Real  Name: James Francis Thorpe
Age: ———-
Death Date: 28 March 1953
Place Of Death: US
Cause Of Death: Heart attack

James Francis Thorpe  was born south of Bellemonta, near Prague, Oklahoma, on May 28, 1888.

He was the son of Hiran P. Thorpe, of Irish and Sac-Fox Indian descent, and Charlotte View, of Potowatomi and Kickapoo descent.

He grew up with five siblings, although his twin brother, Charlie, died at the age of nine. Jim’s athletic abilities showed at a very early age, when he learned to ride horses and swim at the age of three. Thorpe first attended the Sac-Fox Indian Agency school near Tecumseh, Oklahoma, before being sent to the Haskell Indian School near Lawrence, Kansas, in 1898.

When Thorpe was sixteen, he was recruited to attend a vocational school (a school to learn a trade) for Native Americans, the Carlisle Indian School in Pennsylvania. His track potential was obvious in 1907, when he cleared the high jump bar at 5 feet 9 inches while dressed in street clothes. Glenn S. “Pop” Warner, the school’s legendary track and football coach, asked him to join the track team. That fall Thorpe made the varsity football team, playing some but starting the next year as a running back. In 1908 Thorpe was awarded third team All-American status, the highest honor for a collegiate athlete.

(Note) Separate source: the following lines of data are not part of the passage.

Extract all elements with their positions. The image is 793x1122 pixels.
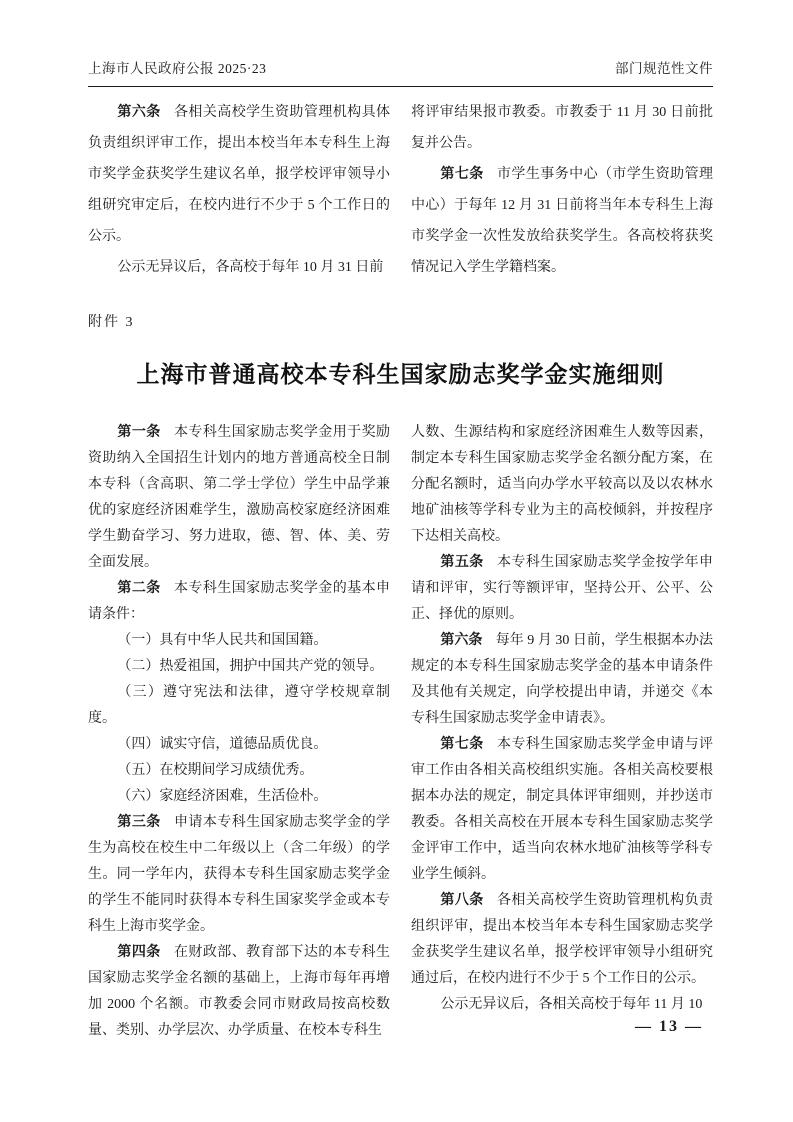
para-text: 本专科生国家励志奖学金用于奖励资助纳入全国招生计划内的地方普通高校全日制本专科（含高职、第二学士学位）学生中品学兼优的家庭经济困难学生，激励高校家庭经济困难学生勤奋学习、努力进取，德、智、体、美、劳全面发展。 [88, 425, 391, 570]
article-number-lead: 第四条 [117, 945, 161, 960]
para-text: 各相关高校学生资助管理机构负责组织评审，提出本校当年本专科生国家励志奖学金获奖学生建议名单，报学校评审领导小组研究通过后，在校内进行不少于 5 个工作日的公示。 [411, 893, 714, 986]
attachment-label: 附件 3 [88, 315, 135, 330]
header-section-label: 部门规范性文件 [615, 61, 713, 76]
para-article4-continuation [411, 420, 713, 550]
top-section [88, 97, 713, 283]
para-text: 将评审结果报市教委。市教委于 11 月 30 日前批复并公告。 [411, 105, 713, 151]
article-number-lead: 第五条 [440, 555, 484, 570]
page-number: — 13 — [635, 1018, 703, 1035]
para-article3 [88, 810, 390, 940]
item-condition-3 [88, 680, 390, 732]
para-article4 [88, 940, 390, 1044]
body-section [88, 420, 713, 1044]
para-text: （二）热爱祖国，拥护中国共产党的领导。 [117, 659, 384, 674]
para-article8-continuation [411, 992, 713, 1018]
para-text: 人数、生源结构和家庭经济困难生人数等因素，制定本专科生国家励志奖学金名额分配方案，在分配名额时，适当向办学水平较高以及以农林水地矿油核等学科专业为主的高校倾斜，并按程序下达相关高校。 [411, 425, 713, 544]
para-text: 公示无异议后，各相关高校于每年 11 月 10 [440, 997, 703, 1012]
para-article1 [88, 420, 390, 576]
article-number-lead: 第二条 [117, 581, 161, 596]
para-article5 [411, 550, 713, 628]
para-article6 [88, 97, 390, 252]
para-text: 公示无异议后，各高校于每年 10 月 31 日前 [117, 260, 384, 275]
article-number-lead: 第六条 [440, 633, 483, 648]
para-article7 [411, 159, 713, 283]
para-article6-body [411, 628, 713, 732]
item-condition-2 [88, 654, 390, 680]
header-gazette-title: 上海市人民政府公报 2025·23 [88, 61, 267, 76]
para-text: 申请本专科生国家励志奖学金的学生为高校在校生中二年级以上（含二年级）的学生。同一学年内，获得本专科生国家励志奖学金的学生不能同时获得本专科生国家奖学金或本专科生上海市奖学金。 [88, 815, 391, 934]
para-text: （三）遵守宪法和法律，遵守学校规章制度。 [88, 685, 390, 726]
para-text: （五）在校期间学习成绩优秀。 [117, 763, 314, 778]
para-article6-continuation [411, 97, 713, 159]
top-left-column [88, 97, 390, 283]
page-header [88, 57, 713, 77]
para-text: 市学生事务中心（市学生资助管理中心）于每年 12 月 31 日前将当年本专科生上海市奖学金一次性发放给获奖学生。各高校将获奖情况记入学生学籍档案。 [411, 167, 714, 275]
para-text: （四）诚实守信，道德品质优良。 [117, 737, 328, 752]
article-number-lead: 第七条 [440, 737, 484, 752]
para-article7-body [411, 732, 713, 888]
para-text: （一）具有中华人民共和国国籍。 [117, 633, 328, 648]
para-article2 [88, 576, 390, 628]
body-right-column [411, 420, 713, 1044]
para-text: 在财政部、教育部下达的本专科生国家励志奖学金名额的基础上，上海市每年再增加 2000 个名额。市教委会同市财政局按高校数量、类别、办学层次、办学质量、在校本专科生 [88, 945, 391, 1038]
item-condition-1 [88, 628, 390, 654]
para-text: 本专科生国家励志奖学金按学年申请和评审，实行等额评审，坚持公开、公平、公正、择优的原则。 [411, 555, 714, 622]
article-number-lead: 第六条 [117, 105, 161, 120]
para-text: （六）家庭经济困难，生活俭朴。 [117, 789, 328, 804]
item-condition-6 [88, 784, 390, 810]
para-text: 每年 9 月 30 日前，学生根据本办法规定的本专科生国家励志奖学金的基本申请条件及其他有关规定，向学校提出申请，并递交《本专科生国家励志奖学金申请表》。 [411, 633, 714, 726]
body-left-column [88, 420, 390, 1044]
document-title: 上海市普通高校本专科生国家励志奖学金实施细则 [136, 361, 665, 387]
article-number-lead: 第七条 [440, 167, 484, 182]
top-right-column [411, 97, 713, 283]
para-text: 本专科生国家励志奖学金申请与评审工作由各相关高校组织实施。各相关高校要根据本办法的规定，制定具体评审细则，并抄送市教委。各相关高校在开展本专科生国家励志奖学金评审工作中，适当向农林水地矿油核等学科专业学生倾斜。 [411, 737, 714, 882]
para-publicity-note [88, 252, 390, 283]
article-number-lead: 第一条 [117, 425, 161, 440]
para-text: 本专科生国家励志奖学金的基本申请条件： [88, 581, 391, 622]
header-rule [88, 86, 713, 87]
item-condition-4 [88, 732, 390, 758]
para-article8 [411, 888, 713, 992]
para-text: 各相关高校学生资助管理机构具体负责组织评审工作，提出本校当年本专科生上海市奖学金获奖学生建议名单，报学校评审领导小组研究审定后，在校内进行不少于 5 个工作日的公示。 [88, 105, 391, 244]
article-number-lead: 第三条 [117, 815, 161, 830]
item-condition-5 [88, 758, 390, 784]
article-number-lead: 第八条 [440, 893, 484, 908]
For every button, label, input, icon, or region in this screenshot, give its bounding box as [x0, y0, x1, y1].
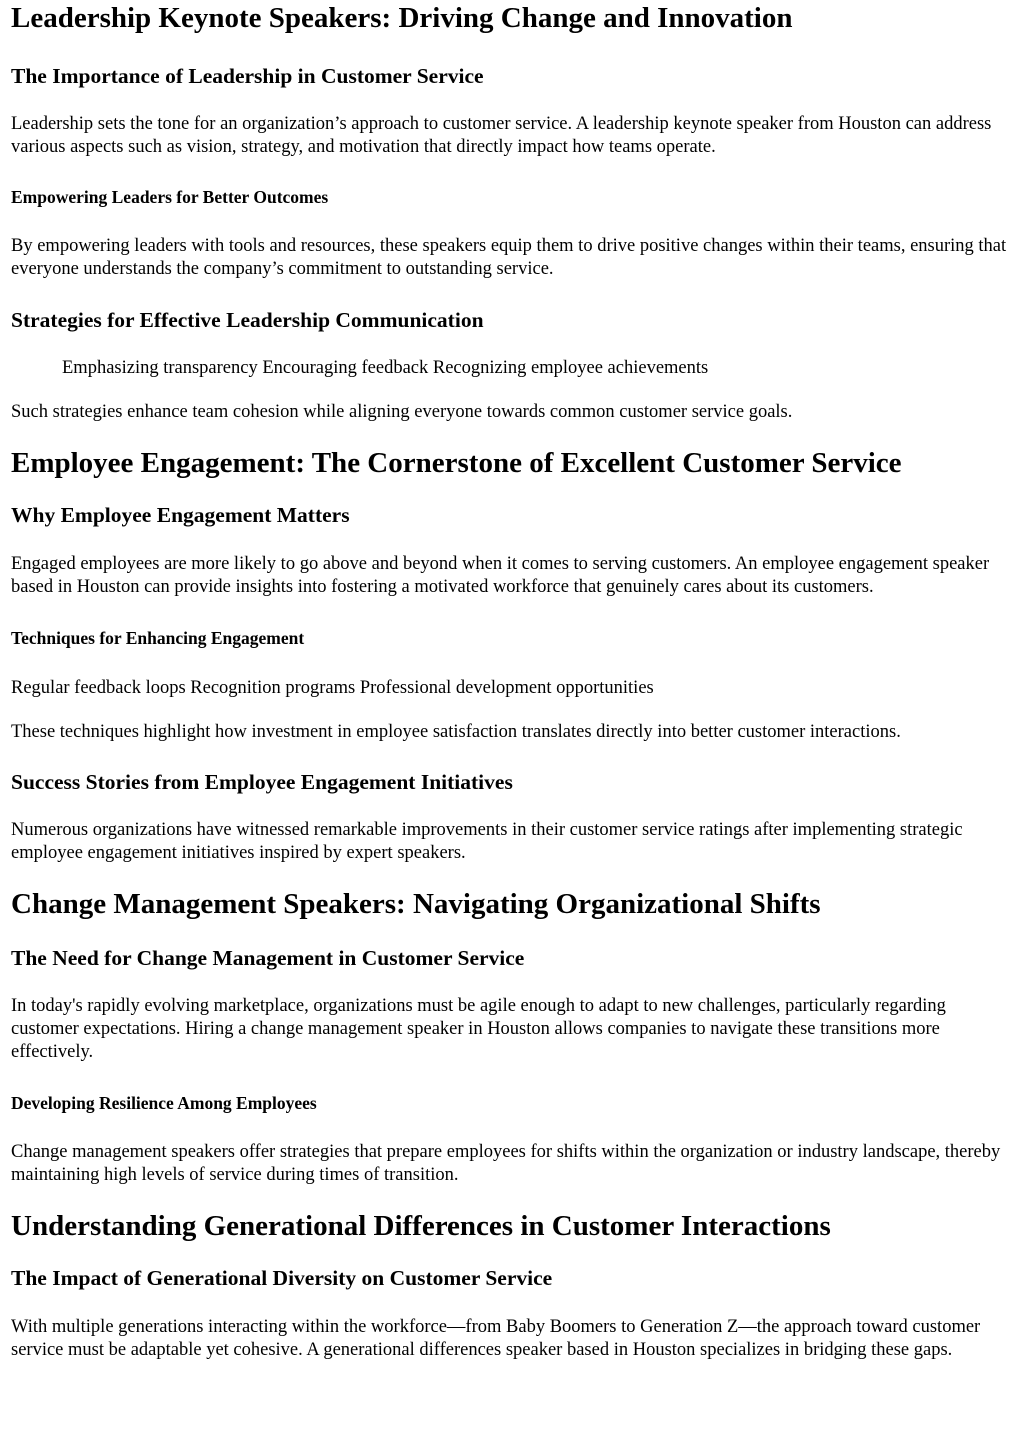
subheading-why-engagement-matters: Why Employee Engagement Matters — [11, 503, 350, 527]
subheading-generational-diversity: The Impact of Generational Diversity on Customer Service — [11, 1266, 553, 1290]
subheading-empowering-leaders: Empowering Leaders for Better Outcomes — [11, 187, 329, 207]
subheading-success-stories: Success Stories from Employee Engagement Initiatives — [11, 770, 513, 794]
section-heading-change-management: Change Management Speakers: Navigating Organizational Shifts — [11, 888, 821, 920]
subheading-need-for-change-management: The Need for Change Management in Customer Service — [11, 946, 525, 970]
subheading-developing-resilience: Developing Resilience Among Employees — [11, 1093, 317, 1113]
paragraph-engaged-employees: Engaged employees are more likely to go above and beyond when it comes to serving customers. An employee engagement speaker based in Houston can provide insights into fostering a motivated workforce that genuinely cares about its customers. — [11, 554, 990, 597]
paragraph-team-cohesion: Such strategies enhance team cohesion while aligning everyone towards common customer service goals. — [11, 402, 793, 422]
subheading-enhancing-engagement: Techniques for Enhancing Engagement — [11, 628, 305, 648]
subheading-importance-of-leadership: The Importance of Leadership in Customer Service — [11, 64, 484, 88]
paragraph-rapidly-evolving: In today's rapidly evolving marketplace, organizations must be agile enough to adapt to new challenges, particularly regarding customer expectations. Hiring a change management speaker in Houston allows companies to navigate these transitions more effectively. — [11, 996, 946, 1062]
section-heading-employee-engagement: Employee Engagement: The Cornerstone of Excellent Customer Service — [11, 447, 902, 479]
article — [11, 1, 1013, 1362]
paragraph-change-strategies: Change management speakers offer strategies that prepare employees for shifts within the organization or industry landscape, thereby maintaining high levels of service during times of transition. — [11, 1142, 1001, 1185]
paragraph-empowering-leaders: By empowering leaders with tools and resources, these speakers equip them to drive positive changes within their teams, ensuring that everyone understands the company’s commitment to outstanding service. — [11, 236, 1007, 279]
paragraph-leadership-tone: Leadership sets the tone for an organization’s approach to customer service. A leadership keynote speaker from Houston can address various aspects such as vision, strategy, and motivation that directly impact how teams operate. — [11, 114, 992, 157]
paragraph-techniques-highlight: These techniques highlight how investment in employee satisfaction translates directly into better customer interactions. — [11, 722, 901, 742]
list-communication-strategies: Emphasizing transparency Encouraging feedback Recognizing employee achievements — [62, 358, 709, 378]
section-heading-leadership: Leadership Keynote Speakers: Driving Change and Innovation — [11, 2, 793, 34]
paragraph-multiple-generations: With multiple generations interacting within the workforce—from Baby Boomers to Generation Z—the approach toward customer service must be adaptable yet cohesive. A generational differences speaker based in Houston specializes in bridging these gaps. — [11, 1317, 981, 1360]
list-engagement-techniques: Regular feedback loops Recognition programs Professional development opportunities — [11, 678, 654, 698]
section-heading-generational-differences: Understanding Generational Differences in Customer Interactions — [11, 1210, 831, 1242]
paragraph-success-stories: Numerous organizations have witnessed remarkable improvements in their customer service ratings after implementing strategic employee engagement initiatives inspired by expert speakers. — [11, 820, 963, 863]
subheading-leadership-communication: Strategies for Effective Leadership Communication — [11, 308, 484, 332]
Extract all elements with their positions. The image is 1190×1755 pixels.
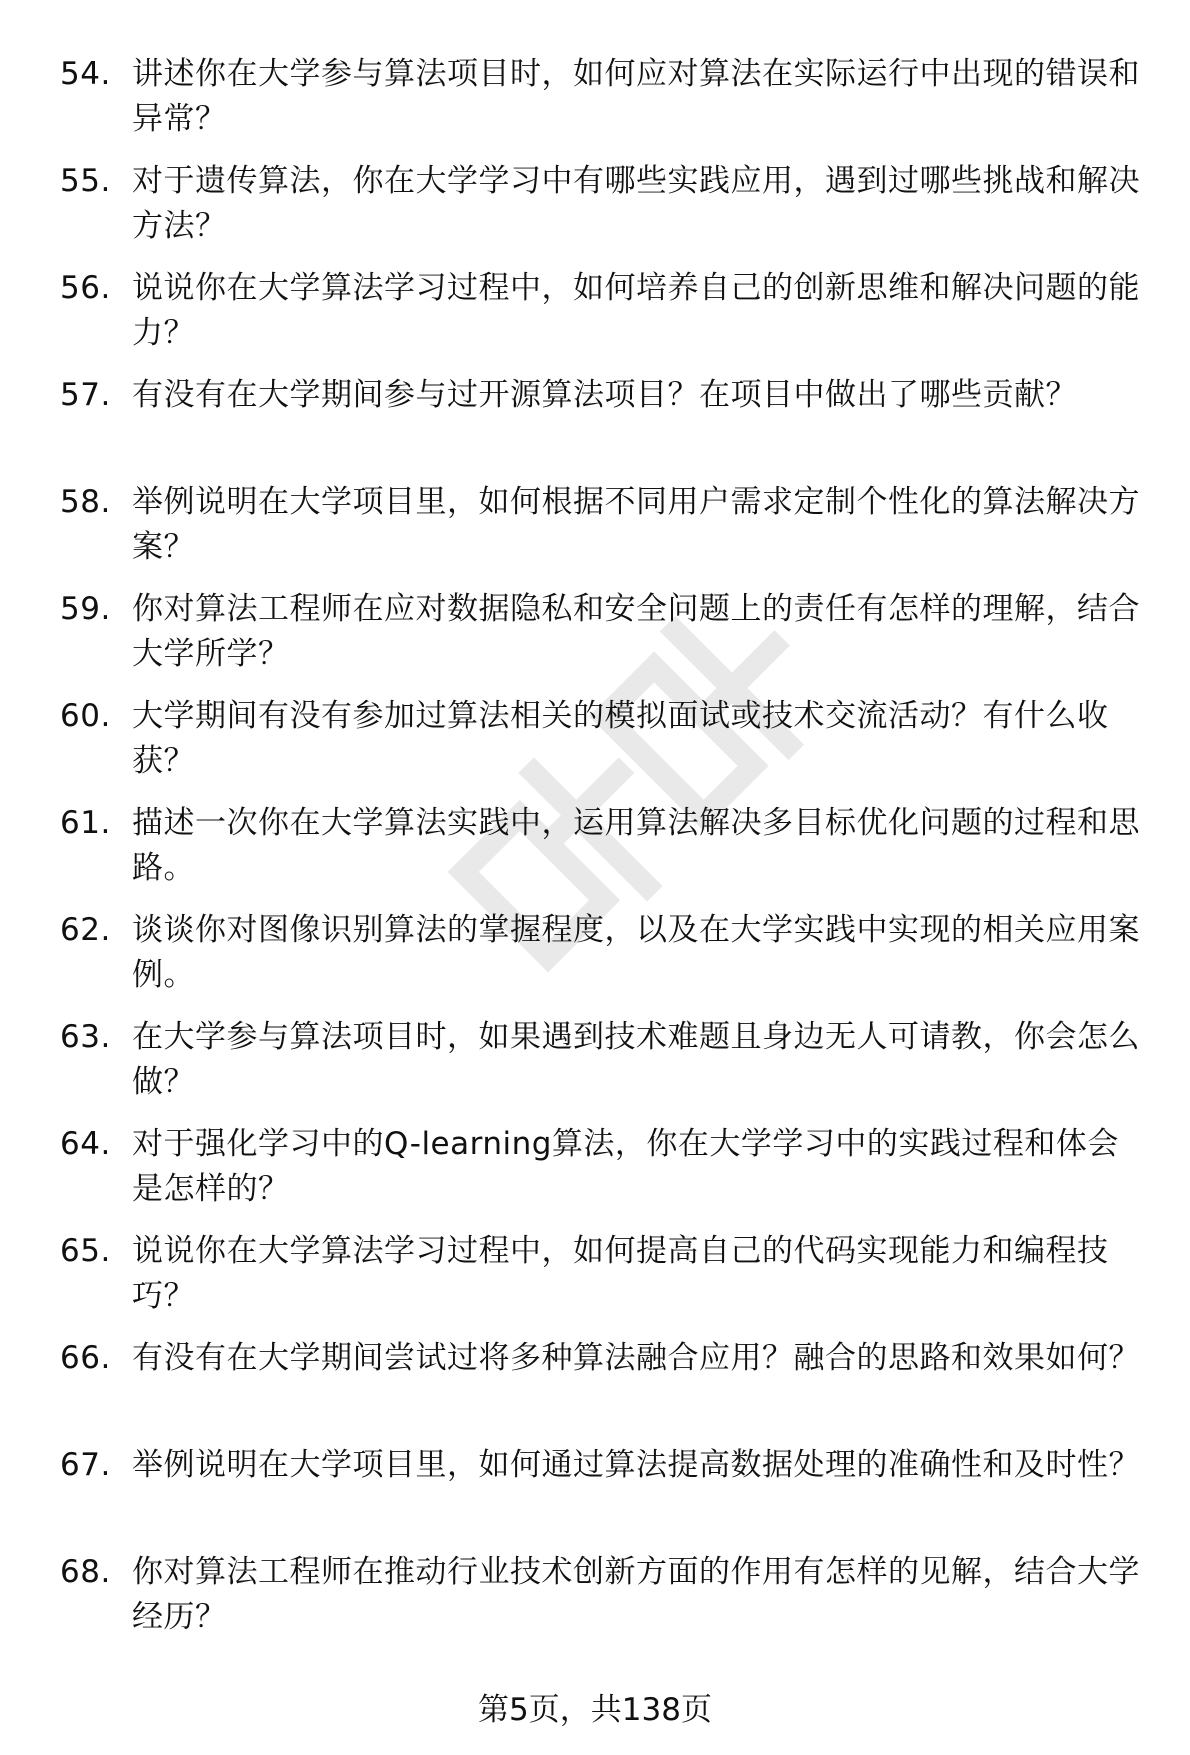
question-item — [60, 801, 1150, 908]
question-number: 65. — [60, 1233, 111, 1269]
question-text: 讲述你在大学参与算法项目时，如何应对算法在实际运行中出现的错误和异常？ — [132, 56, 1140, 137]
question-text: 在大学参与算法项目时，如果遇到技术难题且身边无人可请教，你会怎么做？ — [132, 1019, 1140, 1100]
question-number: 64. — [60, 1126, 111, 1162]
question-item — [60, 1550, 1150, 1657]
question-text: 你对算法工程师在推动行业技术创新方面的作用有怎样的见解，结合大学经历？ — [132, 1554, 1140, 1635]
question-text: 说说你在大学算法学习过程中，如何培养自己的创新思维和解决问题的能力？ — [132, 270, 1140, 351]
question-number: 62. — [60, 912, 111, 948]
question-text: 大学期间有没有参加过算法相关的模拟面试或技术交流活动？有什么收获？ — [132, 698, 1109, 779]
question-number: 60. — [60, 698, 111, 734]
question-item — [60, 587, 1150, 694]
question-item — [60, 266, 1150, 373]
question-text: 举例说明在大学项目里，如何通过算法提高数据处理的准确性和及时性？ — [132, 1447, 1140, 1483]
question-item — [60, 159, 1150, 266]
question-item — [60, 52, 1150, 159]
question-text: 谈谈你对图像识别算法的掌握程度，以及在大学实践中实现的相关应用案例。 — [132, 912, 1140, 993]
question-number: 67. — [60, 1447, 111, 1483]
question-text: 对于遗传算法，你在大学学习中有哪些实践应用，遇到过哪些挑战和解决方法？ — [132, 163, 1140, 244]
question-item — [60, 694, 1150, 801]
question-number: 58. — [60, 484, 111, 520]
question-number: 61. — [60, 805, 111, 841]
question-item — [60, 1122, 1150, 1229]
question-list — [60, 52, 1150, 1657]
question-number: 57. — [60, 377, 111, 413]
question-item — [60, 1015, 1150, 1122]
question-number: 55. — [60, 163, 111, 199]
question-text: 描述一次你在大学算法实践中，运用算法解决多目标优化问题的过程和思路。 — [132, 805, 1140, 886]
question-number: 56. — [60, 270, 111, 306]
page-number-footer: 第5页，共138页 — [478, 1692, 712, 1728]
question-number: 54. — [60, 56, 111, 92]
question-item — [60, 1443, 1150, 1550]
question-text: 对于强化学习中的Q-learning算法，你在大学学习中的实践过程和体会是怎样的？ — [132, 1126, 1119, 1207]
question-item — [60, 480, 1150, 587]
question-text: 说说你在大学算法学习过程中，如何提高自己的代码实现能力和编程技巧？ — [132, 1233, 1109, 1314]
question-item — [60, 1229, 1150, 1336]
question-number: 66. — [60, 1340, 111, 1376]
question-item — [60, 1336, 1150, 1443]
question-item — [60, 908, 1150, 1015]
question-text: 举例说明在大学项目里，如何根据不同用户需求定制个性化的算法解决方案？ — [132, 484, 1140, 565]
question-number: 68. — [60, 1554, 111, 1590]
question-text: 你对算法工程师在应对数据隐私和安全问题上的责任有怎样的理解，结合大学所学？ — [132, 591, 1140, 672]
question-number: 59. — [60, 591, 111, 627]
question-number: 63. — [60, 1019, 111, 1055]
question-item — [60, 373, 1150, 480]
question-text: 有没有在大学期间尝试过将多种算法融合应用？融合的思路和效果如何？ — [132, 1340, 1140, 1376]
question-text: 有没有在大学期间参与过开源算法项目？在项目中做出了哪些贡献？ — [132, 377, 1077, 413]
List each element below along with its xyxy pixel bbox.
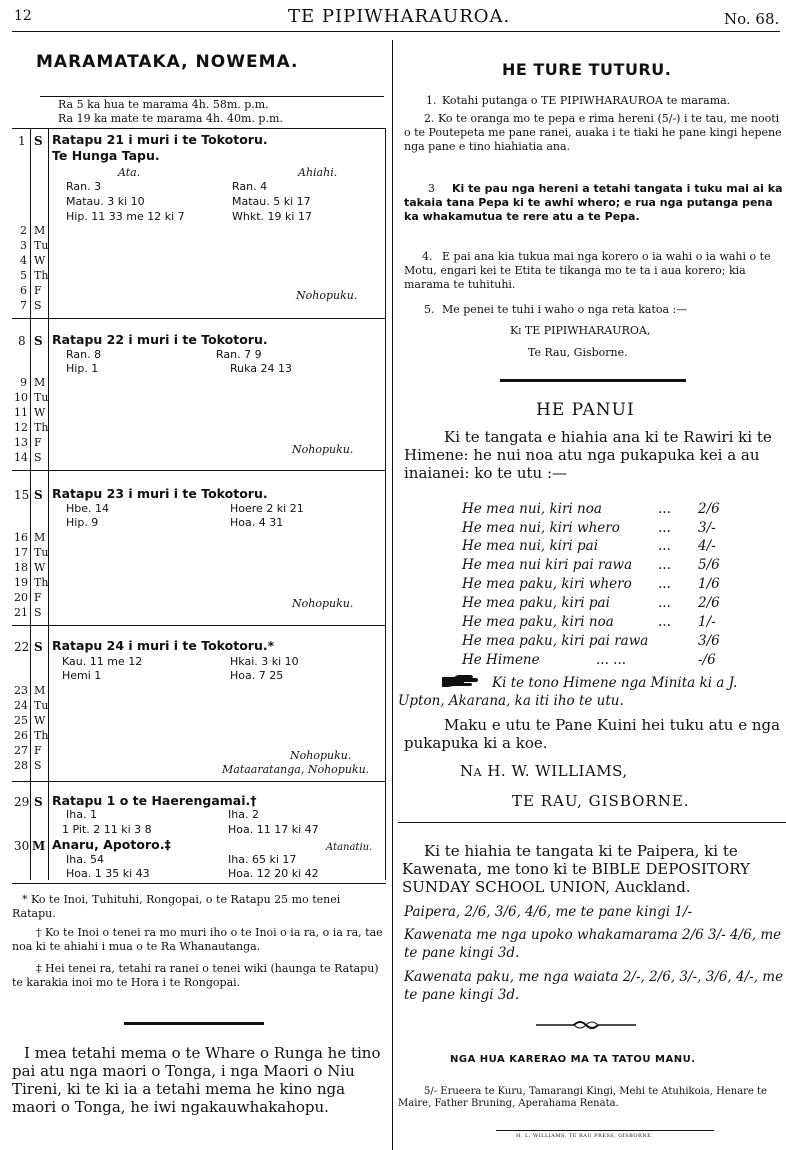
reading-morning: Hbe. 14 — [66, 502, 110, 515]
cal-day: Th — [34, 576, 49, 589]
price-dots: ... — [658, 595, 671, 611]
signature-line: Na H. W. WILLIAMS, — [460, 762, 628, 780]
cal-day: Tu — [34, 546, 49, 559]
fast-note: Nohopuku. — [292, 443, 354, 456]
cal-date: 17 — [14, 546, 28, 559]
price-item: He mea paku, kiri whero — [462, 576, 632, 592]
cal-day: S — [34, 334, 43, 348]
rule-text: E pai ana kia tukua mai nga korero o ia wahi o ia wahi o te Motu, engari kei te Etita te tikanga mo te ta i aua korero; kia marama te tuhituhi. — [404, 250, 771, 291]
reading-morning: Hip. 11 33 me 12 ki 7 — [66, 210, 185, 223]
cal-day: M — [34, 684, 46, 697]
cal-date: 2 — [20, 224, 27, 237]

Following the spring of 1909, when Thorpe starred in track, he left the Carlisle school with two other students to go to North Carolina, where they played baseball at Rocky Mount in the Eastern Carolina Association. Thorpe pitched and played first base for what he said was $15 per week. The next year he played for Fayetteville, winning ten games and losing ten games pitching, while batting .236. These two years of paid performances in minor league baseball would later tarnish his 1912 amateur Olympic status.